Bagaimana dengan Gusti Sri Kertanegara....” pandangan Sanggrama Wijaya nanar menatap ke depan.
“Ampun Pangeran. Baru saja kami dengar laporan dari pasukan yang tersisa. Gusti Prabu sudah berpulang ke jinalaya 14). Pun demikian dengan Empu Arganata,” timpa Nambi, kepala pasukan telik sandi Singhasari. Nada suaranya pelan, kepalanya tertunduk dalam.
Seluruh tulang Sanggramawijaya luruh. Ia terduduk bersimpuh di atas tanah. Sejenak matanya ia pejamkan. Duka mendalam menggelayuti hatinya laksana mendung gelap yang memayungi langit Tumapel.
Ingin rasanya ia mengutuki takdirnya. Kenapa harus dirinya yang jadi saksi atas keruntuhan Tumapel yang beribukota di Singhasari itu. Kerajaan penguasa Nusantara yang dilahirkan Ranggah Rajasa Sang Girinathaputra, 70 tahun silam.
“Istriku.......” tanyanya bergumam.
Tak ada yang bicara. Para ksatria utama Singhasari itu beku membisu. Sampai akhirnya gelegar suara Gajah Pagon yang terdengar. “Paduka Dyah Ayu Dewi Gayatri dan Tribhuwaneswari selamat. Mereka ditawan sebagai putri boyongan.”
Jemari Sanggramawijaya terkepal erat. “Bangsat Jayakatwang. Bajingan Ardharaja. Kebo Mundarang keparat. Tak akan kubiarkan mereka menyentuh kulit kekasihku.” Tiba-tiba kepalanya mendongak. Gemertak giginya keras terdengar. Wajahnya kaku.

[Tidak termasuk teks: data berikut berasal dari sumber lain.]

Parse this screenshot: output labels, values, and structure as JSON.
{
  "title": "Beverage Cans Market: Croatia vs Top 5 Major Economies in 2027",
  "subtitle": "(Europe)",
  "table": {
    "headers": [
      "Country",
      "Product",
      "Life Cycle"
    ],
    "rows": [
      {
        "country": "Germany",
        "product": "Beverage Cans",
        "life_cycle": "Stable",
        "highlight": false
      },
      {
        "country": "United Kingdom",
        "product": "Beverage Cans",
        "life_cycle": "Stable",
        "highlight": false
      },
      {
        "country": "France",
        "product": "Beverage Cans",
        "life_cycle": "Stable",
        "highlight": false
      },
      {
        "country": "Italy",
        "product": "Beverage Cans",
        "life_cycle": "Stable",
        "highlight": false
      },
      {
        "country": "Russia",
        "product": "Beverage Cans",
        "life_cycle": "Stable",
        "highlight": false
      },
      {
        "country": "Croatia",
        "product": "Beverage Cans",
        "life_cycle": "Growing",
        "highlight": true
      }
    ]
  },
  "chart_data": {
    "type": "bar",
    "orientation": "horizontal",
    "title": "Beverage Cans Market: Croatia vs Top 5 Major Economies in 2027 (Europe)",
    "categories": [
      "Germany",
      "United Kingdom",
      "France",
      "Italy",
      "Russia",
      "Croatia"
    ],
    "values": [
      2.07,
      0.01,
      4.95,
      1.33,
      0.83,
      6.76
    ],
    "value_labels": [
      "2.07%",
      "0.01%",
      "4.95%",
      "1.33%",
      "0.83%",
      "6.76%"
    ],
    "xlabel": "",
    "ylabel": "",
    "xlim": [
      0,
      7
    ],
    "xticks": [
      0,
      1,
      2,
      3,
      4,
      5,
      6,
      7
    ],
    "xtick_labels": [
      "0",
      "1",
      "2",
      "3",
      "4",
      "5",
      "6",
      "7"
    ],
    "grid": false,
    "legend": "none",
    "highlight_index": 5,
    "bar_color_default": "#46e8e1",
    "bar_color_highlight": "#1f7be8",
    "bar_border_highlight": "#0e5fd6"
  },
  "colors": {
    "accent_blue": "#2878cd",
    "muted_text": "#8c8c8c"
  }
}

Hampir saja Dyah Wijaya tiwikrama 15) kalau saja lengan kekarnya tak dijamah Nambi. “Sabar pangeran. Kita atur dulu siasat untuk merebut kembali paduka putri. Mundur bukan berarti kalah, seperti jemparing 16) yang harus ditarik ke belakang untuk melepaskan anak panahnya. Jika saatnya telah tiba, kita rebut kembali kejayaan itu. Nanti, saat tiba titi mangsane.....” (bersambung)

-----------------------------------------

1.     jinalaya adalah istilah untuk menyebut alam kematian atau akherat.
2.     Tiwikrama adalah istilah yang dipakai untuk menyebut suatu kondisi kemarahan yang terbendung hingga memiliki kekuatan ekstra untuk meluapkannya.
Istilah ini sendiri mengacu pada kemampuan titisan Wisnu yang mampu berubah wujud menjadi raksasa yang amat besar saat kemarahannya memuncak.
3.     Jemparing adalah istilah untuk menyebut busur panah.